Fighting the past: Private school's editors battled with school for right to keep archive story online





When the box finally arrived, Falcon editors knew it was more than the server they needed to get their Web site back online. It was a victory.

It was the end of a yearlong conflict at Seattle Pacific University between the university administration and the student newspaper ' a standoff symbolized by the server, but entrenched in heavier questions about student journalists' right to control their own content at a private university and the consequences of journalism in the age of Google.

The root of the conflict was a decade-old story about a student expelled from SPU in 1998 after a woman accused him of attempted sexual assault. Now an attorney, Shakespear Feyissa was never charged with a crime, and the woman recanted her statement. But the allegations stuck with him, Feyissa said, reliably reappearing in the old Falcon article with each Google search of his name. The story has no factual inaccuracies, but Feyissa says it emphasizes the accusations against him, and hurts his business and personal relationships.

"I didn't want this incomplete and untrue statement online, because I don't get a chance to explain to everybody," he said. "People see that and then make their own opinion, and as a black person walking around, people think I'm already a criminal anyways."

Tired of taking Feyissa's calls demanding the story be taken down, administrators first asked the Falcon about removing the article in 2005. They asked editors in following years, and each time Falcon editors said no.

"It's true, factual, and a matter of public record," former Editor-in-Chief Chris Durr said in an e-mail. "If journalists started censoring past archives, it would have a chilling effect on our society."

Because SPU is a private school, the administration could order editors to take down content without running afoul of the First Amendment. Instead, Vice President for Academic Affairs Les Steele said he presented the question of stewardship to the editors, because student tuition dollars go to fighting Feyissa's complaints, and if it were a professional newspaper, the Falcon would have to grapple with that cost.

It was also a question of ethics and balancing freedom of the press with other community values, said Don Mortenson, vice president for business and finance.

"The bigger issue for us is not a freedom of the press issue, but whether someone's past errors or mistakes get to be dropped," he said. "Do they forever need to haunt somebody?"

The editors still said no, so the article was online in spring 2008 when editors realized the server hosting their Web site was dying. They wrote proposals for a replacement. Editors were concerned when a memo Steele sent to lay out guidelines for a new server or off-campus hosting said that all parties must reaffirm SPU as the publisher and final authority on Falcon content.

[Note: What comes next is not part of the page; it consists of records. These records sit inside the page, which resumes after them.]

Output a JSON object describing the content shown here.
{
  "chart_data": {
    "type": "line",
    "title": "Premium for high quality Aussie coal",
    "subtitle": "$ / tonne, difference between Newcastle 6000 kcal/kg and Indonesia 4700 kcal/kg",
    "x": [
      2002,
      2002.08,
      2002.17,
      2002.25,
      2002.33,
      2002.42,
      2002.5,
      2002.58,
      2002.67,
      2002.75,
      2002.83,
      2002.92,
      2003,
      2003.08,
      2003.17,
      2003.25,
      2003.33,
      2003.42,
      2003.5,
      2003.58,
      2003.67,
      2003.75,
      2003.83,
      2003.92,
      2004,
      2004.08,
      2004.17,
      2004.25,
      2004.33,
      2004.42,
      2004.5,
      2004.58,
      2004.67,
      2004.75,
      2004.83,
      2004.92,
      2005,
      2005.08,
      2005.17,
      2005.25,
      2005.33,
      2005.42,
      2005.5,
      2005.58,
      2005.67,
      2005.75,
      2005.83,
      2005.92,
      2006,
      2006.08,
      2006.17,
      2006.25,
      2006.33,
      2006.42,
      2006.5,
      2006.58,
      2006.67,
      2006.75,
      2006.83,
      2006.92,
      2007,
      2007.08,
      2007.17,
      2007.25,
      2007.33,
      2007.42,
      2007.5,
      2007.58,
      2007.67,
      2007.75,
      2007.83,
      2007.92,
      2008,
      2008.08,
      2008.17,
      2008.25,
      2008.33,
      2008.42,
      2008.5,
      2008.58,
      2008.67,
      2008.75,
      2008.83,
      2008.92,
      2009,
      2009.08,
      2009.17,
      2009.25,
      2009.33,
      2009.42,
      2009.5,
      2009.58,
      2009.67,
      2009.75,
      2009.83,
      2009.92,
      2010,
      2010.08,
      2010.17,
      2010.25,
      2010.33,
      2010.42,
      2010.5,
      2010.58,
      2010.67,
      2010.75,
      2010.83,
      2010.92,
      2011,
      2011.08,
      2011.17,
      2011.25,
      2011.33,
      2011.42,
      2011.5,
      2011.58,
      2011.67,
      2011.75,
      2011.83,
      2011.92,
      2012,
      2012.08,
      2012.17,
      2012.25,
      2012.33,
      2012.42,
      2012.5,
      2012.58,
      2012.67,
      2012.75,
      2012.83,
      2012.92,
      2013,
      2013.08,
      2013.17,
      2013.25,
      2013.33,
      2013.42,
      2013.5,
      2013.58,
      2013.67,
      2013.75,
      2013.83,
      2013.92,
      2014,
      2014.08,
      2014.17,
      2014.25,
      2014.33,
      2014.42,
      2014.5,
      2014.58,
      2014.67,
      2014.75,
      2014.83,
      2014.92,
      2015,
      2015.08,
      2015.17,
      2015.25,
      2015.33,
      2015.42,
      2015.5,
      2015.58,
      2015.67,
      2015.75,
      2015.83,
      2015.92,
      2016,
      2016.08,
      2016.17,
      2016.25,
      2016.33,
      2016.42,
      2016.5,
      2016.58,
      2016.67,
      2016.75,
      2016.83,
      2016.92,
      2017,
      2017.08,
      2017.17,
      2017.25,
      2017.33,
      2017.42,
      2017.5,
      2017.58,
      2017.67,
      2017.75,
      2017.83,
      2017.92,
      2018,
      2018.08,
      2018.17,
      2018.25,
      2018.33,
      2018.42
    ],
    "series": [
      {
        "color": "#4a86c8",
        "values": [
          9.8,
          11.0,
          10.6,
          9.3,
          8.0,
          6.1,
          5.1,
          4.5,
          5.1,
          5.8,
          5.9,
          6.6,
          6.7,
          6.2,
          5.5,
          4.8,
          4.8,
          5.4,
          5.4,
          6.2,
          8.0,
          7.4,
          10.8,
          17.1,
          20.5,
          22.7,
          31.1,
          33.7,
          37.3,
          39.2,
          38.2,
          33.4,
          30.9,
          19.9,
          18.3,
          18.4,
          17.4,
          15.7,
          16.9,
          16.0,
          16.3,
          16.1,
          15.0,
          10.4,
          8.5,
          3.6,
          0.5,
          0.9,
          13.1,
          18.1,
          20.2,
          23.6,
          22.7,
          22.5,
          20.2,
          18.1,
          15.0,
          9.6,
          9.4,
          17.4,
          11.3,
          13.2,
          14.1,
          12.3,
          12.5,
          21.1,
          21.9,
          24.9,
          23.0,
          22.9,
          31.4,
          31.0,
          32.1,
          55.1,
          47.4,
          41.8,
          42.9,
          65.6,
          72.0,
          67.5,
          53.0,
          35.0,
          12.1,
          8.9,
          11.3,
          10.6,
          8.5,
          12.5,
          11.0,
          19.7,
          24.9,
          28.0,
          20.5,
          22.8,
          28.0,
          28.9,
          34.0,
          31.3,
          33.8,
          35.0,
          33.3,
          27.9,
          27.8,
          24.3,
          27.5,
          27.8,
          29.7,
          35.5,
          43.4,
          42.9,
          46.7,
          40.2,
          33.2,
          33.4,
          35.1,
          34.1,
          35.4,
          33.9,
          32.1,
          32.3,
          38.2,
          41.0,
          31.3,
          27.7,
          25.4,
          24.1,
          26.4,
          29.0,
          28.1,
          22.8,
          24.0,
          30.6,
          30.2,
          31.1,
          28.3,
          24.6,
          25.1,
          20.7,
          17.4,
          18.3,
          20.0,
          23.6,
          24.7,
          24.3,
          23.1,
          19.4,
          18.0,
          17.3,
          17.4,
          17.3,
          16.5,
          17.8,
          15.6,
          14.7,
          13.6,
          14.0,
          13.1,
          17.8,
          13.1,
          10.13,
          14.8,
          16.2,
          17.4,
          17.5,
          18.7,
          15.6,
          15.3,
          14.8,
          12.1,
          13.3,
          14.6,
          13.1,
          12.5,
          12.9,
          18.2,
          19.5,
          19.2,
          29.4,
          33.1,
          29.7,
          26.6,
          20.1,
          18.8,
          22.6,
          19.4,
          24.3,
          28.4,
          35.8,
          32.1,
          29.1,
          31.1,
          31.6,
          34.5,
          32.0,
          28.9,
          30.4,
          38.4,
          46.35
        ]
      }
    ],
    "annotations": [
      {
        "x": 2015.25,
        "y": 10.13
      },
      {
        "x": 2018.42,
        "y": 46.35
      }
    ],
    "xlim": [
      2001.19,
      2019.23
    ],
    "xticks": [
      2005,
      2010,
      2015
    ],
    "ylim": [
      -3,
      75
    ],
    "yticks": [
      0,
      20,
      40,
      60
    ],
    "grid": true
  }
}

"We ask that all parties indicate their affirmation of this by signing a contract," the memo said in regard to off-campus hosting.

"... the Associate Vice President for Academic Affairs and Dean of Students and the Assistant Vice President of Technology Services must have access to the server and the web site."

Administrators say the Feyissa article and the server were completely separate issues, but the Falcon editors saw Steele's memo as a threat to their archives. The Falcon staff knows SPU always has final say, Editor-in-Chief Christina Ghan said ' but the newspaper could not just agree to a request that went against the journalism principles taught in their classes.

"Signing a contract that gave the illusion of consent ' that we thought it was OK to take down stories that were accurate and true ' would be violating those standards," Ghan said.

In September 2008 the old server finally sputtered and died. The original article about Feyissa was still available online on at least one blog, but the rest of the Falcon's stories ' new and archived ' were not.

Concern spread among the faculty after the Seattle Times published a story about the situation, and a number of faculty members started asking the Falcon how they could help fund a new, stipulation-free server.

History professor Mike Hamilton, who supported the Falcon, said new challenges presented by the Internet are not a reason to abandon the American tradition of preserving the historical record published in newspapers. He said there are cases when educators may be justified in wanting to remove misguided student content, but the Feyissa article is not such a case.

"There was a whole host of reasons to keep this piece up," he said, "and no good reasons to pull it down other than placating a troublemaker."

Finally, with the school year waning and faculty concern mounting, the Falcon and the administration reached a compromise in late March. It sounded like the same old ultimatum: Sign this document if you want to get the server. But this time it was an "agreement" instead of a

"contract," and required the editors only to affirm the 2008-09 Board of Student Media guidelines. Gone was the stipulation allowing administrators access to the server.

So after nearly a year of frustration on both sides, Ghan signed the agreement. The Falcon successfully presented a new server proposal to the finance committee the next day, and the Falcon was publishing online again in early April.

Though everyone finally agreed on at least one point ' thank goodness it got resolved ' questions about the Falcon's online archives still linger. Steele said he hopes there will be no need to revive the issue with future editors, but he would welcome a decision to make the article inaccessible to Internet search engines. Student government President Joel VanderHoek, who participated in negotiations throughout the year, said he would like to see a policy in place so any requests to alter archived content would come before the Board of Student Media.

And though Feyissa still disagrees with leaving the story online, even he is weary of the battle.

"I don't know if I'm going to continue to fight it," he said, "because at some point you just have to move on."